According to the Kremlin-backed TASS news agency, the Su-34 aircraft carried out the Kinzhal hypersonic missile strike. This marks a significant departure from the conventional mode of deployment, as the missile had previously been associated primarily with the MiG-31K platform.

Sidharth Kaushal, a research fellow at the Royal United Services Institute think tank, has asserted that making the Su-34 Kinzhal-capable is a “logical step” for Russia’s military. This adaptation could potentially free up the MiG-31 aircraft to serve as interceptors along the front lines. The MiG-31’s long-range radar and R-37 interceptors have proven effective in countering Ukrainian aircraft, as they can identify and engage cruise missiles, serving as an anti-cruise missile asset. Kaushal suggests that if the Su-34’s role as a missile launcher allows for the deployment of more MiG-31s in defensive roles could be pivotal, especially if the Ukrainian missile threat to Russian forces in Crimea escalates.

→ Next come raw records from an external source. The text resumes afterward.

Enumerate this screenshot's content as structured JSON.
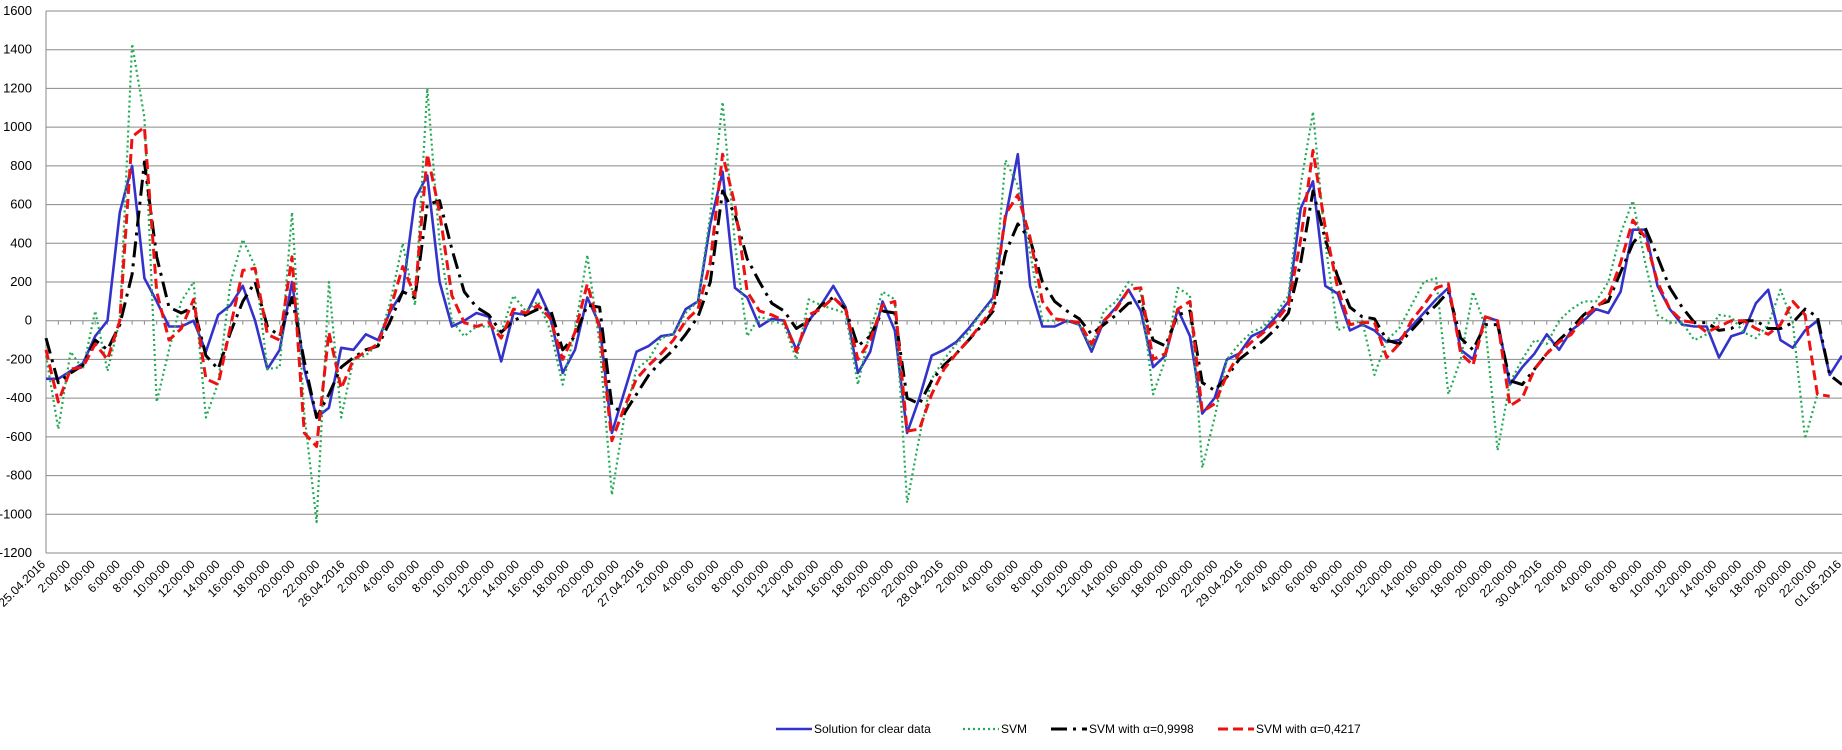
{
  "chart_data": {
    "type": "line",
    "title": "",
    "xlabel": "",
    "ylabel": "",
    "ylim": [
      -1200,
      1600
    ],
    "yticks": [
      -1200,
      -1000,
      -800,
      -600,
      -400,
      -200,
      0,
      200,
      400,
      600,
      800,
      1000,
      1200,
      1400,
      1600
    ],
    "grid": true,
    "legend_position": "bottom",
    "x_tick_labels": [
      "25.04.2016",
      "2:00:00",
      "4:00:00",
      "6:00:00",
      "8:00:00",
      "10:00:00",
      "12:00:00",
      "14:00:00",
      "16:00:00",
      "18:00:00",
      "20:00:00",
      "22:00:00",
      "26.04.2016",
      "2:00:00",
      "4:00:00",
      "6:00:00",
      "8:00:00",
      "10:00:00",
      "12:00:00",
      "14:00:00",
      "16:00:00",
      "18:00:00",
      "20:00:00",
      "22:00:00",
      "27.04.2016",
      "2:00:00",
      "4:00:00",
      "6:00:00",
      "8:00:00",
      "10:00:00",
      "12:00:00",
      "14:00:00",
      "16:00:00",
      "18:00:00",
      "20:00:00",
      "22:00:00",
      "28.04.2016",
      "2:00:00",
      "4:00:00",
      "6:00:00",
      "8:00:00",
      "10:00:00",
      "12:00:00",
      "14:00:00",
      "16:00:00",
      "18:00:00",
      "20:00:00",
      "22:00:00",
      "29.04.2016",
      "2:00:00",
      "4:00:00",
      "6:00:00",
      "8:00:00",
      "10:00:00",
      "12:00:00",
      "14:00:00",
      "16:00:00",
      "18:00:00",
      "20:00:00",
      "22:00:00",
      "30.04.2016",
      "2:00:00",
      "4:00:00",
      "6:00:00",
      "8:00:00",
      "10:00:00",
      "12:00:00",
      "14:00:00",
      "16:00:00",
      "18:00:00",
      "20:00:00",
      "22:00:00",
      "01.05.2016"
    ],
    "series": [
      {
        "name": "Solution for clear data",
        "color": "#3333cc",
        "style": "solid",
        "values": [
          -300,
          -300,
          -260,
          -220,
          -80,
          0,
          560,
          800,
          220,
          100,
          -30,
          -30,
          0,
          -160,
          30,
          80,
          180,
          0,
          -250,
          -150,
          200,
          -250,
          -500,
          -450,
          -140,
          -150,
          -70,
          -100,
          50,
          150,
          630,
          750,
          200,
          -30,
          0,
          40,
          20,
          -210,
          40,
          30,
          160,
          20,
          -270,
          -150,
          120,
          -20,
          -580,
          -370,
          -160,
          -130,
          -80,
          -70,
          60,
          100,
          500,
          770,
          170,
          120,
          -30,
          10,
          0,
          -150,
          0,
          80,
          180,
          70,
          -270,
          -160,
          100,
          -50,
          -580,
          -400,
          -180,
          -150,
          -110,
          -40,
          40,
          120,
          530,
          860,
          180,
          -30,
          -30,
          0,
          -20,
          -160,
          0,
          70,
          160,
          50,
          -240,
          -180,
          60,
          -80,
          -480,
          -400,
          -200,
          -170,
          -80,
          -50,
          20,
          100,
          580,
          720,
          180,
          140,
          -50,
          -20,
          -50,
          -110,
          -100,
          -30,
          40,
          110,
          170,
          -150,
          -200,
          20,
          0,
          -330,
          -240,
          -170,
          -70,
          -150,
          -50,
          0,
          60,
          40,
          150,
          470,
          470,
          180,
          60,
          -20,
          -30,
          -30,
          -190,
          -80,
          -60,
          90,
          160,
          -100,
          -140,
          -50,
          0,
          -280,
          -180
        ]
      },
      {
        "name": "SVM",
        "color": "#22aa55",
        "style": "dotted",
        "values": [
          -180,
          -560,
          -160,
          -250,
          50,
          -260,
          0,
          1430,
          1050,
          -420,
          -150,
          100,
          200,
          -500,
          -320,
          200,
          420,
          280,
          -250,
          -240,
          560,
          -480,
          -1040,
          200,
          -500,
          -200,
          -180,
          -120,
          100,
          400,
          80,
          1200,
          400,
          0,
          -80,
          -30,
          -30,
          -60,
          130,
          50,
          100,
          -50,
          -330,
          -50,
          340,
          -120,
          -900,
          -500,
          -250,
          -200,
          -90,
          -70,
          40,
          100,
          550,
          1130,
          400,
          -80,
          20,
          0,
          -20,
          -200,
          110,
          80,
          60,
          40,
          -330,
          -50,
          150,
          110,
          -940,
          -600,
          -300,
          -200,
          -120,
          -60,
          40,
          100,
          830,
          700,
          350,
          0,
          0,
          0,
          -20,
          -140,
          50,
          100,
          200,
          150,
          -380,
          -200,
          170,
          130,
          -760,
          -500,
          -200,
          -120,
          -60,
          -30,
          40,
          130,
          700,
          1080,
          400,
          -50,
          -20,
          0,
          -280,
          -100,
          -40,
          80,
          200,
          220,
          -380,
          -200,
          150,
          -30,
          -670,
          -320,
          -200,
          -100,
          -120,
          0,
          60,
          100,
          100,
          200,
          450,
          620,
          300,
          30,
          -10,
          -10,
          -100,
          -70,
          30,
          20,
          -60,
          -90,
          -20,
          160,
          -10,
          -610,
          -380
        ]
      },
      {
        "name": "SVM with α=0,9998",
        "color": "#000000",
        "style": "dashdot",
        "values": [
          -90,
          -320,
          -270,
          -230,
          -100,
          -150,
          -20,
          240,
          820,
          330,
          70,
          40,
          70,
          -180,
          -250,
          -60,
          100,
          200,
          -30,
          -80,
          120,
          -210,
          -500,
          -380,
          -240,
          -190,
          -150,
          -130,
          0,
          150,
          120,
          600,
          620,
          370,
          150,
          70,
          30,
          -60,
          0,
          30,
          60,
          60,
          -150,
          -80,
          80,
          70,
          -440,
          -480,
          -380,
          -280,
          -210,
          -150,
          -70,
          20,
          200,
          670,
          550,
          320,
          200,
          90,
          50,
          -40,
          0,
          80,
          120,
          60,
          -130,
          -80,
          50,
          40,
          -400,
          -430,
          -310,
          -230,
          -170,
          -100,
          -30,
          50,
          350,
          500,
          420,
          200,
          100,
          50,
          10,
          -70,
          -20,
          30,
          90,
          100,
          -100,
          -130,
          30,
          50,
          -320,
          -360,
          -290,
          -200,
          -150,
          -100,
          -40,
          40,
          300,
          670,
          420,
          230,
          70,
          20,
          10,
          -100,
          -120,
          -50,
          20,
          80,
          150,
          -90,
          -150,
          -20,
          -20,
          -310,
          -330,
          -250,
          -170,
          -100,
          -40,
          30,
          80,
          100,
          250,
          400,
          480,
          330,
          170,
          70,
          -10,
          -10,
          -50,
          -40,
          0,
          0,
          -40,
          -40,
          -10,
          60,
          20,
          -280,
          -330
        ]
      },
      {
        "name": "SVM with α=0,4217",
        "color": "#ee1111",
        "style": "dashed",
        "values": [
          -150,
          -420,
          -250,
          -240,
          -120,
          -200,
          0,
          950,
          1000,
          150,
          -100,
          -40,
          110,
          -300,
          -330,
          -30,
          260,
          270,
          -70,
          -100,
          330,
          -580,
          -650,
          -60,
          -350,
          -200,
          -160,
          -120,
          60,
          280,
          130,
          860,
          560,
          130,
          -10,
          -30,
          -10,
          -90,
          60,
          40,
          80,
          10,
          -200,
          -60,
          190,
          -40,
          -620,
          -450,
          -300,
          -230,
          -170,
          -100,
          0,
          60,
          300,
          860,
          600,
          150,
          50,
          30,
          0,
          -160,
          30,
          60,
          120,
          60,
          -200,
          -100,
          80,
          100,
          -570,
          -560,
          -380,
          -250,
          -170,
          -100,
          -20,
          70,
          550,
          650,
          430,
          100,
          10,
          0,
          -10,
          -120,
          0,
          60,
          160,
          170,
          -200,
          -170,
          60,
          100,
          -470,
          -430,
          -280,
          -170,
          -110,
          -60,
          0,
          80,
          420,
          880,
          480,
          170,
          -20,
          -10,
          -10,
          -190,
          -120,
          0,
          80,
          170,
          190,
          -170,
          -230,
          20,
          0,
          -440,
          -400,
          -250,
          -170,
          -110,
          -70,
          20,
          70,
          120,
          300,
          520,
          430,
          200,
          60,
          0,
          -10,
          -60,
          -30,
          0,
          0,
          -40,
          -70,
          -20,
          100,
          30,
          -380,
          -390
        ]
      }
    ]
  }
}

The Kinzhal Controversy: Too Much Hype?

The Kinzhal missile has been hailed by Moscow as an “unstoppable” next-generation weapon, with the capability to reach speeds ten times that of sound. However, Western experts have cast doubts on Russia’s characterization of the Kinzhal as a true hypersonic weapon. David Hambling, a military expert, pointed out to Newsweek that it is essentially an air-launched ballistic missile with limited course-correction capabilities. This assessment challenges the notion of the Kinzhal missile’s invulnerability to air defenses.

Despite the debate over its true nature, the deployment of the Kinzhal from additional platforms could have significant implications. Hambling notes that with more launch platforms, Russia might attempt to overwhelm air defenses by launching a barrage of Kinzhal missiles. Furthermore, it could be seen as an attempt to demonstrate technological advancements and bolster public confidence in Russia’s military capabilities.